When you watch the video above you’ll see that as Earth orbits around the Sun, Earth is also rotating. One rotation equals one day. One orbit equals one year. The animation shows Earth as seen from above the North Pole, so its rotation and orbit are both counter-clockwise. The animation is not to scale, either in distance or size.
We show only 10 rotations of Earth … 365 would make you dizzy. But the point is, the number of rotations in a year does not equal 365. When Earth gets back to the starting point in its orbit, it’s actually rotated (approximately) 365.24220 times. So the year ends after the day ends, and this really complicates matters when you’re in the calendar business.
The Julian calendar, established in 45 BC, assumed exactly 365.25 days/year, but counted only 365 on the calendar.
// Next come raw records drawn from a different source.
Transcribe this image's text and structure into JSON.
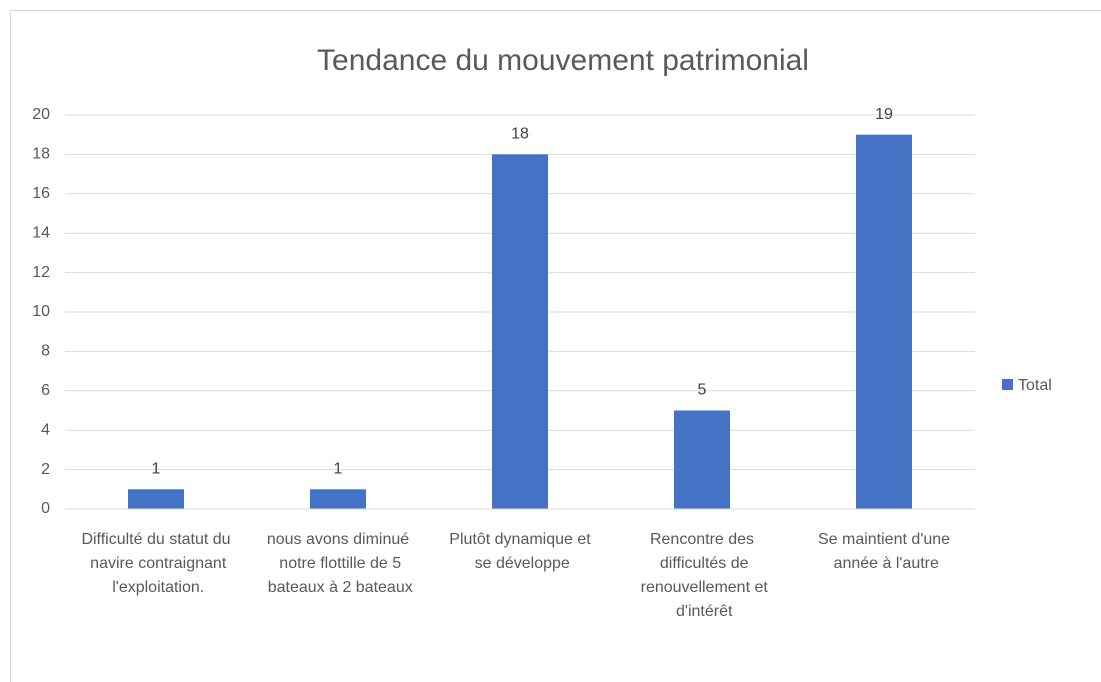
{
  "chart_data": {
    "type": "bar",
    "title": "Tendance du mouvement patrimonial",
    "categories": [
      "Difficulté du statut du navire contraignant l'exploitation.",
      "nous avons diminué notre flottille de 5 bateaux à 2 bateaux",
      "Plutôt dynamique et se développe",
      "Rencontre des difficultés de renouvellement et d'intérêt",
      "Se maintient d'une année à l'autre"
    ],
    "series": [
      {
        "name": "Total",
        "color": "#4472c4",
        "values": [
          1,
          1,
          18,
          5,
          19
        ]
      }
    ],
    "ylim": [
      0,
      20
    ],
    "yticks": [
      0,
      2,
      4,
      6,
      8,
      10,
      12,
      14,
      16,
      18,
      20
    ],
    "grid": true,
    "legend": "right"
  }
}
This required an extra day to be added every 4 years. It’s what we now do every 4 years in February, when we extend that month to the 29th.
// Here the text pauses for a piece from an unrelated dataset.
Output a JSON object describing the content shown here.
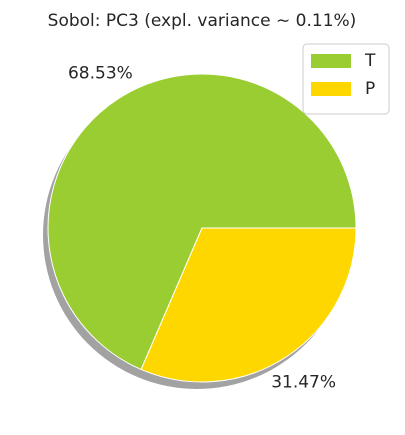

If we choose to ignore the difference between 0.25 and 0.24220 days, as Julius Caesar did, and decree a year = 365.25 days exactly, then over time things will get out of sync. The calendar will be saying it’s Summer, but Earth will be saying it’s still Winter. This is just what happened in 1582, when Pope Gregory XIII (at the advice of his Jesuit astronomers) decreed that 10 calendar days would be dropped to re-synchronize with Nature.
Further, in the new Gregorian calendar, not every fourth year would be a leap year. Centuries divisible by 400 would be skipped. Thus, 1900 was a leap year, and 2100 will be a leap year, but 2000 was not. That correction brings the long-term average days per year to 365.2425. If you do the arithmetic, that means we’re good for some 3000 years. At that point, we’ll need to correct by one day to make up for the difference between 365.24220 and 265.2425.
Are we splitting hairs here? Perhaps. But when you look at your calendar, and see that it’s June, you expect to go outside and not see snow. Without calendar corrections, this wouldn’t happen.